Donovan has struggled with his self-confidence, and Jason has helped him believe in himself. “When I took him to his first football game, as we watched the players on the field, I told him he could do that,” Jason says. “He looked at me wide-eyed and almost bewildered, and said, ‘You think I could do that?” The next week, Donovan told his mother he wanted to start playing football and running track.
“Jason takes time out to come to my school and have lunch with me, and that’s something that really makes my day.”
-Little Brother Donovan
Donovan has also learned about entrepreneurship and business from his Big Brother. Jason’s donut shop, Strange Donuts, has been a success, and Jason brings Donovan in to learn about management, baking, philanthropy, and accounting.
Jason also uses Strange Donuts to recruit volunteers and support Big Brothers Big Sisters of Eastern Missouri and the St. Louis community. He started “Strange Cares,” a program that provides scholarships for Big Brothers Big Sisters Littles who have a dream they want to pursue after high school. “What we’re doing with Strange Cares is scholarships for kids, but not in the conventional sense,” Jason says. “We don’t care if it’s hair school or Harvard, if you want to be a print maker or a tattoo artist, we want to help make these dreams possible.”

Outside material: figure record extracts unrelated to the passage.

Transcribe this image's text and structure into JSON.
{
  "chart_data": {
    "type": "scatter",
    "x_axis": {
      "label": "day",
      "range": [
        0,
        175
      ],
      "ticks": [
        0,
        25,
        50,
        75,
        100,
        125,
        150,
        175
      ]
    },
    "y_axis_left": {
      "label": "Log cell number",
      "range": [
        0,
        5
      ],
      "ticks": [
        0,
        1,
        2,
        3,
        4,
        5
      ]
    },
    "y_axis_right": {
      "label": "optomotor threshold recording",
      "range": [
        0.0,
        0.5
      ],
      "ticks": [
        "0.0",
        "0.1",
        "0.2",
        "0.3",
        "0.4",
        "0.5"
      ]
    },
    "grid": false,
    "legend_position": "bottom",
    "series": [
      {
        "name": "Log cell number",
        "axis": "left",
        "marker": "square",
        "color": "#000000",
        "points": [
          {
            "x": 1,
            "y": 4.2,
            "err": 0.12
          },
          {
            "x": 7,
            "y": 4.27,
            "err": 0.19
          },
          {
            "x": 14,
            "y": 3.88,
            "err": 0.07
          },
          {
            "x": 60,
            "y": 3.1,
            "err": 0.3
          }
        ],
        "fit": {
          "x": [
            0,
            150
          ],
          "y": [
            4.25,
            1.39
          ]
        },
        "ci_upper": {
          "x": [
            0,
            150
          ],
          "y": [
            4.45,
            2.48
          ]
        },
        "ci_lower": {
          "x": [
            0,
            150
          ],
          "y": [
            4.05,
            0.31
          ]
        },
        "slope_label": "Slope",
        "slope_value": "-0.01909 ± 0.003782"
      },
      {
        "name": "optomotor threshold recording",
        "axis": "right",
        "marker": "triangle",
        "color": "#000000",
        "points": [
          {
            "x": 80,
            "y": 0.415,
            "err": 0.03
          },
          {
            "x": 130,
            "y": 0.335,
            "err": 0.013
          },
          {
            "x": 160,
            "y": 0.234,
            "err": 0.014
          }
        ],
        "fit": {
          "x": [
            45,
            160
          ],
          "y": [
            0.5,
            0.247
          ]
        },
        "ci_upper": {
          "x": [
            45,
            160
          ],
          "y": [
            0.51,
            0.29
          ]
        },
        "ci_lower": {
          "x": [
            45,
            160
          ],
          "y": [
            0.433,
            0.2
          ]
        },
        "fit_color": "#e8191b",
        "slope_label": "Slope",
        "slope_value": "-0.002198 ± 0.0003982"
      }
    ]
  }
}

Donovan dreams of being successful like his Big Brother, and he’s on a good path so far. “His grades have improved from C average to A’s and B’s, and he is excelling in sports, making it all the way to compete in state championships,” Jason says. “He has had this in him the whole time, but he just needed to hear the words to believe it.”
Jason is happy to provide those words to his Little, just as his own Big Brother did many years ago.